The event encouraged an interface between industry and academia, said teachers.

“Medicine and engineering are not the only career options. Now, students can opt for different subject combinations cutting across streams,” said Anjana Saha, principal, Mahadevi Birla World Academy.

A humanities student can choose biology and psychology as combination subjects. A student in the science stream can opt for fashion studies, the principal said.

“The silos of streams are breaking, making way for more interdisciplinary studies right at the school level,” said Tanushree Majumder, the coordinator of the skill expo
and academic coordinator at Mahadevi Birla World Academy.

Some skill subjects offered by the CBSE are information technology, beauty and wellness, fashion studies, tourism, financial markets management, banking and insurance, web applications, data science, early childhood care and education, food nutrition, dietetics and AI.

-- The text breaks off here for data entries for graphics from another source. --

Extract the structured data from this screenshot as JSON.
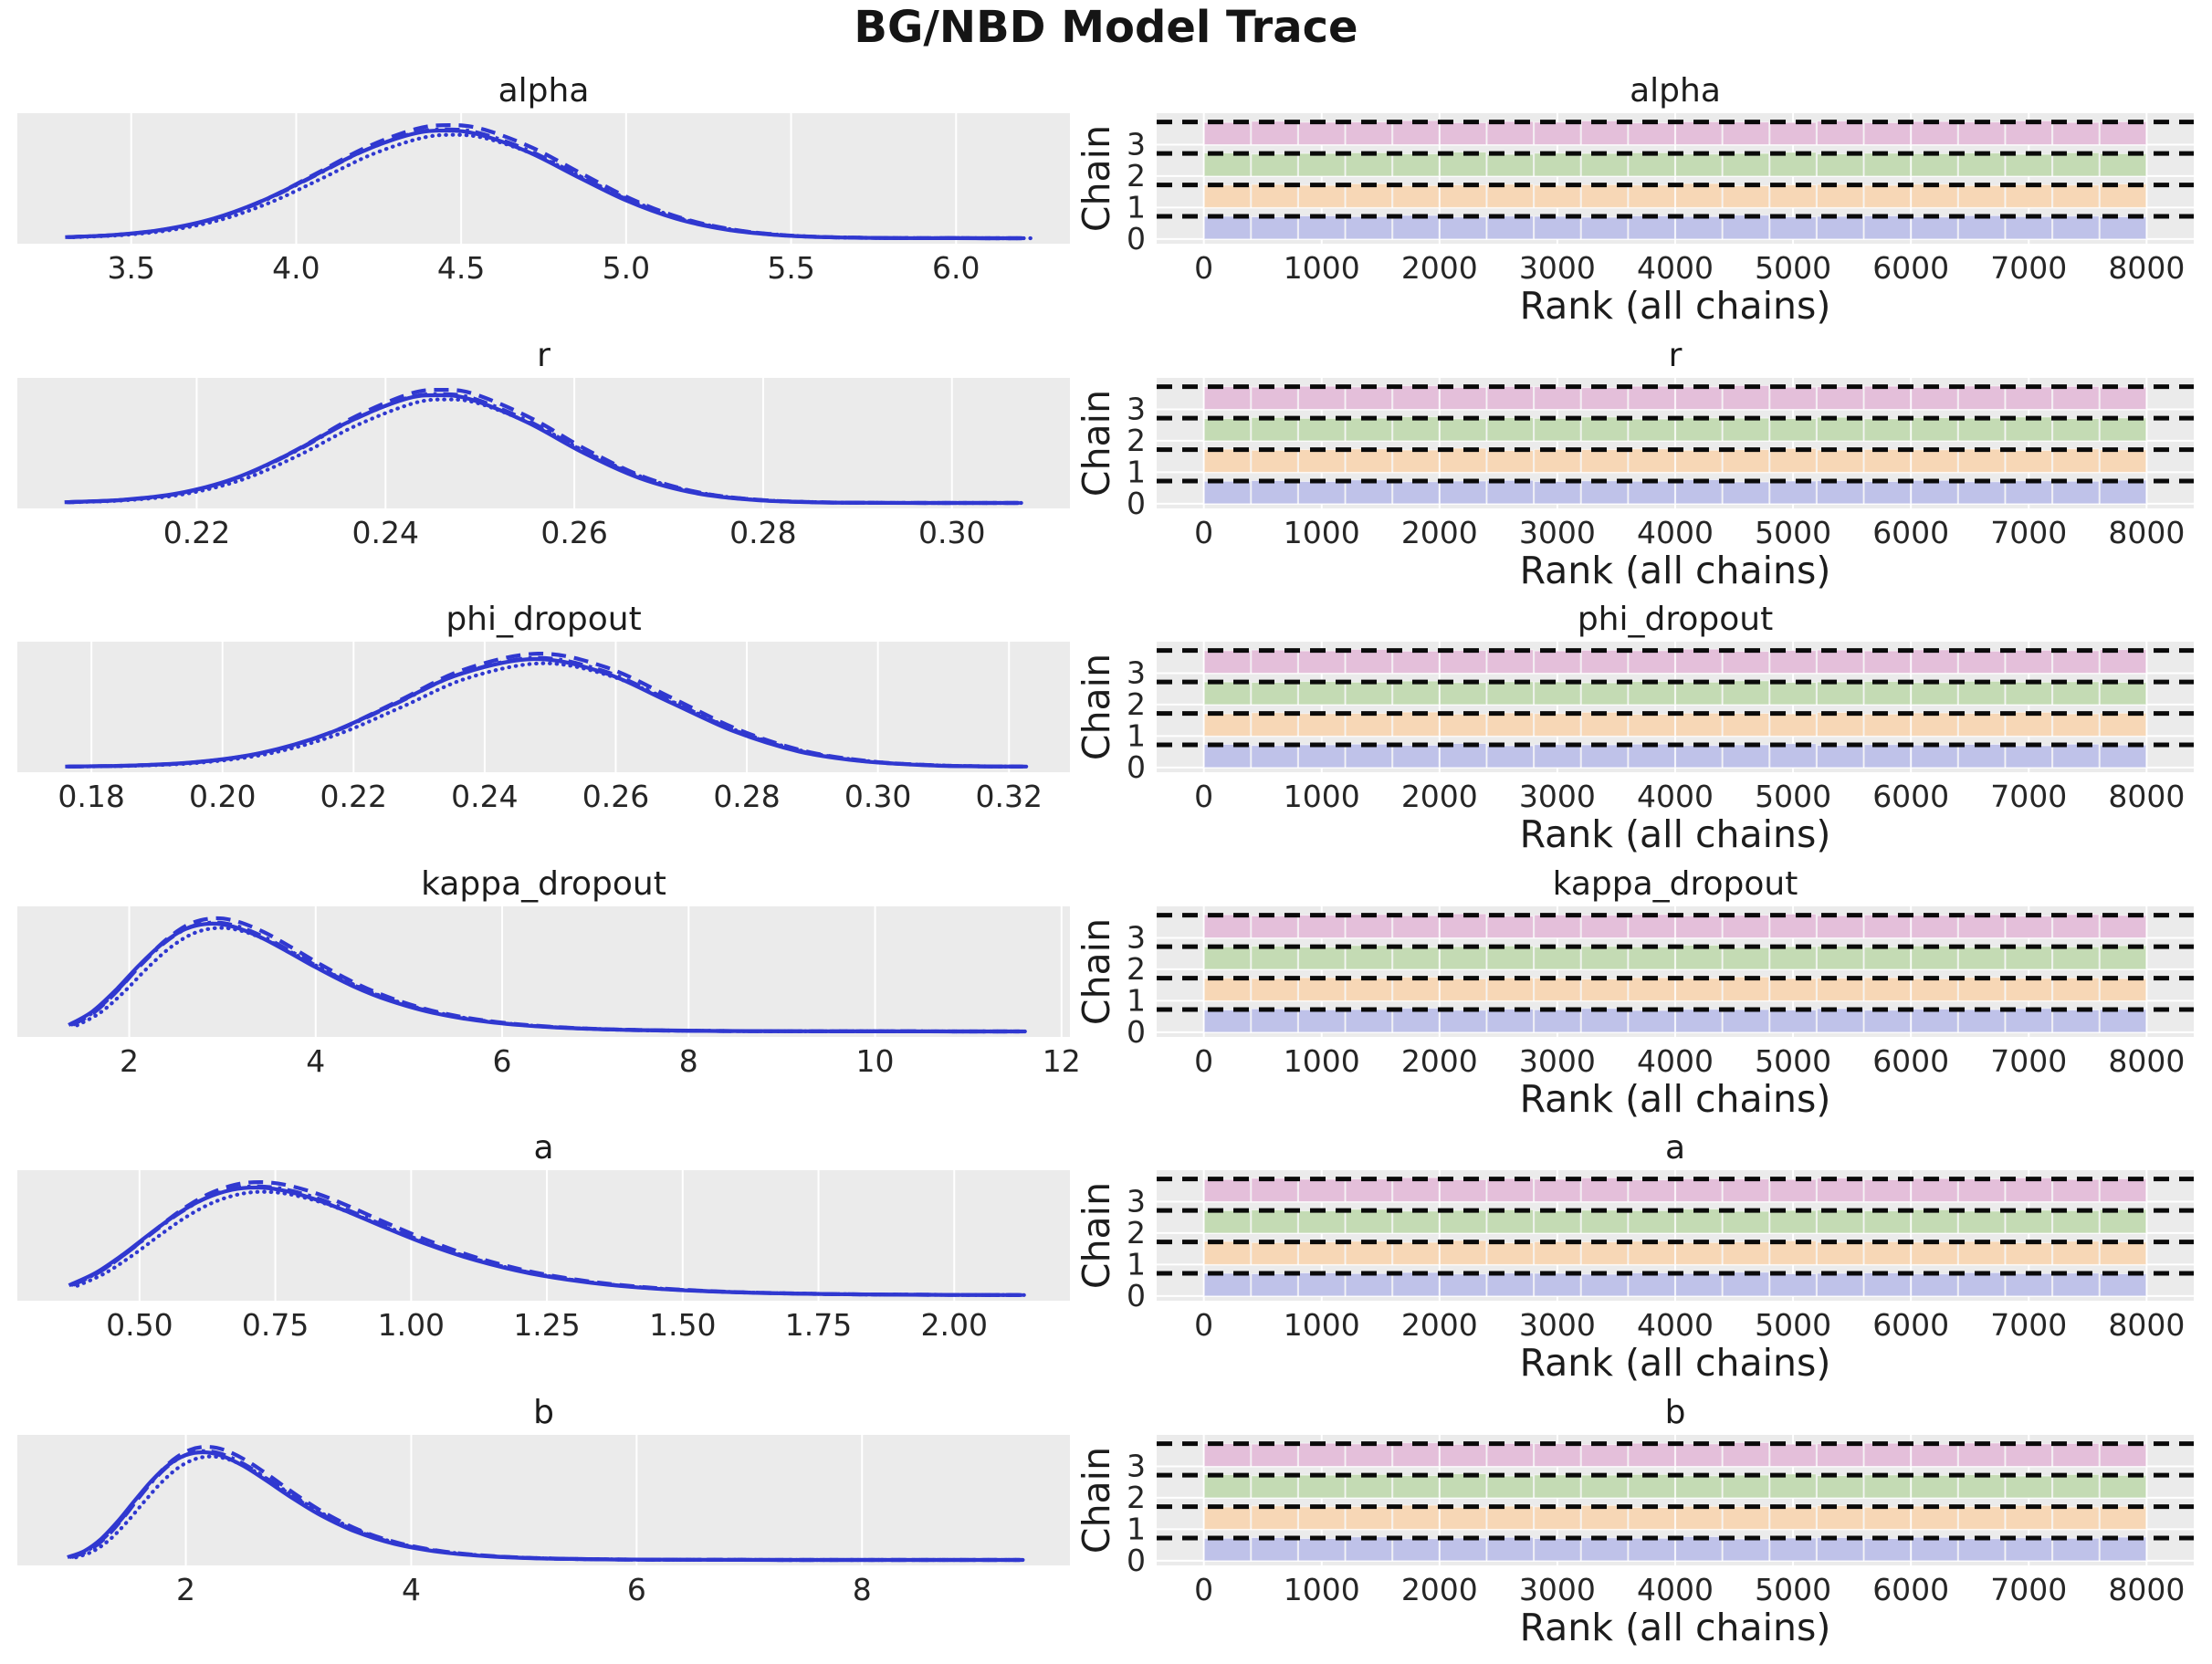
{
  "figure_title": "BG/NBD Model Trace",
  "colors": {
    "axes_background": "#ebebeb",
    "gridline": "#ffffff",
    "kde_line": "#3038d0",
    "reference_dash": "#0a0a0a",
    "text": "#262626",
    "chain_bar_colors": [
      "#bfc2e9",
      "#f7d7b6",
      "#c4dbb4",
      "#e4bfda"
    ]
  },
  "chain_line_styles": [
    {
      "chain": 0,
      "style": "solid",
      "scale": 1.0,
      "shift": 0.0
    },
    {
      "chain": 1,
      "style": "dashed",
      "scale": 1.05,
      "shift": 0.004
    },
    {
      "chain": 2,
      "style": "dashdot",
      "scale": 1.01,
      "shift": 0.002
    },
    {
      "chain": 3,
      "style": "dotted",
      "scale": 0.96,
      "shift": 0.008
    }
  ],
  "rank_axis": {
    "xlabel": "Rank (all chains)",
    "ylabel": "Chain",
    "xlim": [
      -400,
      8400
    ],
    "xtick_values": [
      0,
      1000,
      2000,
      3000,
      4000,
      5000,
      6000,
      7000,
      8000
    ],
    "xtick_labels": [
      "0",
      "1000",
      "2000",
      "3000",
      "4000",
      "5000",
      "6000",
      "7000",
      "8000"
    ],
    "ytick_values": [
      0,
      1,
      2,
      3
    ],
    "ytick_labels": [
      "0",
      "1",
      "2",
      "3"
    ],
    "ylim": [
      -0.15,
      4.0
    ],
    "bar_span": [
      0,
      8000
    ],
    "bar_count": 20,
    "uniform_reference_level": 0.72
  },
  "bar_patterns": {
    "A": [
      1.0,
      0.98,
      1.02,
      0.99,
      1.04,
      0.97,
      1.01,
      1.0,
      0.96,
      1.02,
      0.99,
      1.05,
      0.98,
      1.0,
      1.02,
      0.97,
      1.03,
      0.99,
      1.01,
      0.98
    ],
    "B": [
      0.99,
      1.02,
      0.98,
      1.05,
      0.97,
      1.0,
      1.03,
      0.98,
      1.01,
      0.99,
      1.06,
      0.96,
      1.0,
      1.02,
      0.98,
      1.03,
      0.97,
      1.01,
      0.99,
      1.04
    ],
    "C": [
      1.02,
      0.97,
      1.0,
      1.03,
      0.98,
      1.06,
      0.96,
      1.01,
      1.0,
      1.03,
      0.97,
      1.0,
      1.05,
      0.98,
      1.01,
      0.99,
      1.02,
      0.96,
      1.03,
      0.99
    ],
    "D": [
      0.98,
      1.03,
      0.99,
      1.0,
      1.06,
      0.97,
      1.02,
      0.99,
      1.05,
      0.96,
      1.01,
      1.0,
      0.98,
      1.04,
      0.97,
      1.02,
      1.0,
      1.05,
      0.98,
      1.01
    ]
  },
  "chart_data": [
    {
      "name": "alpha",
      "type": "kde+rank-bars",
      "kde": {
        "xlim": [
          3.155,
          6.345
        ],
        "xtick_values": [
          3.5,
          4.0,
          4.5,
          5.0,
          5.5,
          6.0
        ],
        "xtick_labels": [
          "3.5",
          "4.0",
          "4.5",
          "5.0",
          "5.5",
          "6.0"
        ],
        "x": [
          3.3,
          3.45,
          3.6,
          3.75,
          3.9,
          4.05,
          4.2,
          4.35,
          4.45,
          4.55,
          4.7,
          4.85,
          5.0,
          5.15,
          5.3,
          5.45,
          5.6,
          5.8,
          6.0,
          6.2
        ],
        "density": [
          0.01,
          0.031,
          0.082,
          0.183,
          0.351,
          0.575,
          0.805,
          0.966,
          1.0,
          0.966,
          0.805,
          0.575,
          0.351,
          0.183,
          0.082,
          0.031,
          0.01,
          0.002,
          0.0005,
          0.0002
        ]
      },
      "rank_chain_patterns": [
        "A",
        "B",
        "C",
        "D"
      ]
    },
    {
      "name": "r",
      "type": "kde+rank-bars",
      "kde": {
        "xlim": [
          0.201,
          0.3125
        ],
        "xtick_values": [
          0.22,
          0.24,
          0.26,
          0.28,
          0.3
        ],
        "xtick_labels": [
          "0.22",
          "0.24",
          "0.26",
          "0.28",
          "0.30"
        ],
        "x": [
          0.206,
          0.212,
          0.218,
          0.224,
          0.23,
          0.236,
          0.242,
          0.2455,
          0.249,
          0.255,
          0.261,
          0.267,
          0.273,
          0.279,
          0.285,
          0.291,
          0.297,
          0.302,
          0.307
        ],
        "density": [
          0.007,
          0.028,
          0.089,
          0.228,
          0.464,
          0.749,
          0.962,
          1.0,
          0.962,
          0.749,
          0.464,
          0.228,
          0.089,
          0.028,
          0.007,
          0.0013,
          0.0004,
          0.0002,
          0.0001
        ]
      },
      "rank_chain_patterns": [
        "B",
        "C",
        "D",
        "A"
      ]
    },
    {
      "name": "phi_dropout",
      "type": "kde+rank-bars",
      "kde": {
        "xlim": [
          0.1687,
          0.3293
        ],
        "xtick_values": [
          0.18,
          0.2,
          0.22,
          0.24,
          0.26,
          0.28,
          0.3,
          0.32
        ],
        "xtick_labels": [
          "0.18",
          "0.20",
          "0.22",
          "0.24",
          "0.26",
          "0.28",
          "0.30",
          "0.32"
        ],
        "x": [
          0.176,
          0.186,
          0.196,
          0.206,
          0.216,
          0.226,
          0.236,
          0.2475,
          0.258,
          0.268,
          0.278,
          0.288,
          0.298,
          0.308,
          0.315,
          0.322
        ],
        "density": [
          0.002,
          0.011,
          0.043,
          0.13,
          0.306,
          0.576,
          0.855,
          1.0,
          0.877,
          0.607,
          0.33,
          0.141,
          0.049,
          0.013,
          0.004,
          0.0015
        ]
      },
      "rank_chain_patterns": [
        "C",
        "D",
        "A",
        "B"
      ]
    },
    {
      "name": "kappa_dropout",
      "type": "kde+rank-bars",
      "kde": {
        "xlim": [
          0.8,
          12.09
        ],
        "xtick_values": [
          2,
          4,
          6,
          8,
          10,
          12
        ],
        "xtick_labels": [
          "2",
          "4",
          "6",
          "8",
          "10",
          "12"
        ],
        "x": [
          1.35,
          1.6,
          1.85,
          2.1,
          2.35,
          2.6,
          2.85,
          3.1,
          3.4,
          3.7,
          4.0,
          4.4,
          4.8,
          5.3,
          5.9,
          6.6,
          7.4,
          8.3,
          9.3,
          10.4,
          11.55
        ],
        "density": [
          0.059,
          0.182,
          0.379,
          0.609,
          0.811,
          0.949,
          1.0,
          0.976,
          0.878,
          0.741,
          0.596,
          0.42,
          0.284,
          0.165,
          0.083,
          0.036,
          0.013,
          0.004,
          0.0013,
          0.0005,
          0.0002
        ]
      },
      "rank_chain_patterns": [
        "D",
        "A",
        "B",
        "C"
      ]
    },
    {
      "name": "a",
      "type": "kde+rank-bars",
      "kde": {
        "xlim": [
          0.275,
          2.213
        ],
        "xtick_values": [
          0.5,
          0.75,
          1.0,
          1.25,
          1.5,
          1.75,
          2.0
        ],
        "xtick_labels": [
          "0.50",
          "0.75",
          "1.00",
          "1.25",
          "1.50",
          "1.75",
          "2.00"
        ],
        "x": [
          0.37,
          0.42,
          0.47,
          0.52,
          0.57,
          0.62,
          0.67,
          0.713,
          0.76,
          0.82,
          0.88,
          0.95,
          1.03,
          1.12,
          1.22,
          1.33,
          1.45,
          1.6,
          1.78,
          1.95,
          2.12
        ],
        "density": [
          0.092,
          0.21,
          0.38,
          0.574,
          0.756,
          0.897,
          0.979,
          1.0,
          0.977,
          0.897,
          0.782,
          0.633,
          0.472,
          0.323,
          0.202,
          0.116,
          0.061,
          0.027,
          0.01,
          0.004,
          0.0015
        ]
      },
      "rank_chain_patterns": [
        "A",
        "C",
        "B",
        "D"
      ]
    },
    {
      "name": "b",
      "type": "kde+rank-bars",
      "kde": {
        "xlim": [
          0.505,
          9.845
        ],
        "xtick_values": [
          2,
          4,
          6,
          8
        ],
        "xtick_labels": [
          "2",
          "4",
          "6",
          "8"
        ],
        "x": [
          0.95,
          1.1,
          1.25,
          1.4,
          1.55,
          1.7,
          1.85,
          2.0,
          2.147,
          2.3,
          2.5,
          2.7,
          2.95,
          3.2,
          3.5,
          3.85,
          4.25,
          4.7,
          5.2,
          5.8,
          6.5,
          7.3,
          8.3,
          9.4
        ],
        "density": [
          0.025,
          0.083,
          0.197,
          0.363,
          0.555,
          0.739,
          0.885,
          0.973,
          1.0,
          0.974,
          0.879,
          0.747,
          0.571,
          0.413,
          0.265,
          0.15,
          0.075,
          0.033,
          0.013,
          0.004,
          0.0013,
          0.0004,
          0.0001,
          5e-05
        ]
      },
      "rank_chain_patterns": [
        "B",
        "D",
        "C",
        "A"
      ]
    }
  ]
}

“The skills expo provided a chance for the students to showcase their creativity and best practices along with half-a-day session on how to plan their careers and what are the most common mistakes that one makes when choosing a career,” said Ravinder Pal Singh, joint secretary (skill education), Central Board of Secondary Education (CBSE).

Teachers said students have to be guided to make informed choices.

“On many occasions, they would choose subjects without understanding what it entails,” said Saha.

The endeavour is to make students aware of what exists around them and what it will be like when they join the workforce five or six years later, said Singh.

How a student uses the knowledge he or she has acquired will be the key in the years to come, said Singh.

The career guidance festival built a channel of communication between the students and the people from industry, said Singh.

A total of 47 models were on display.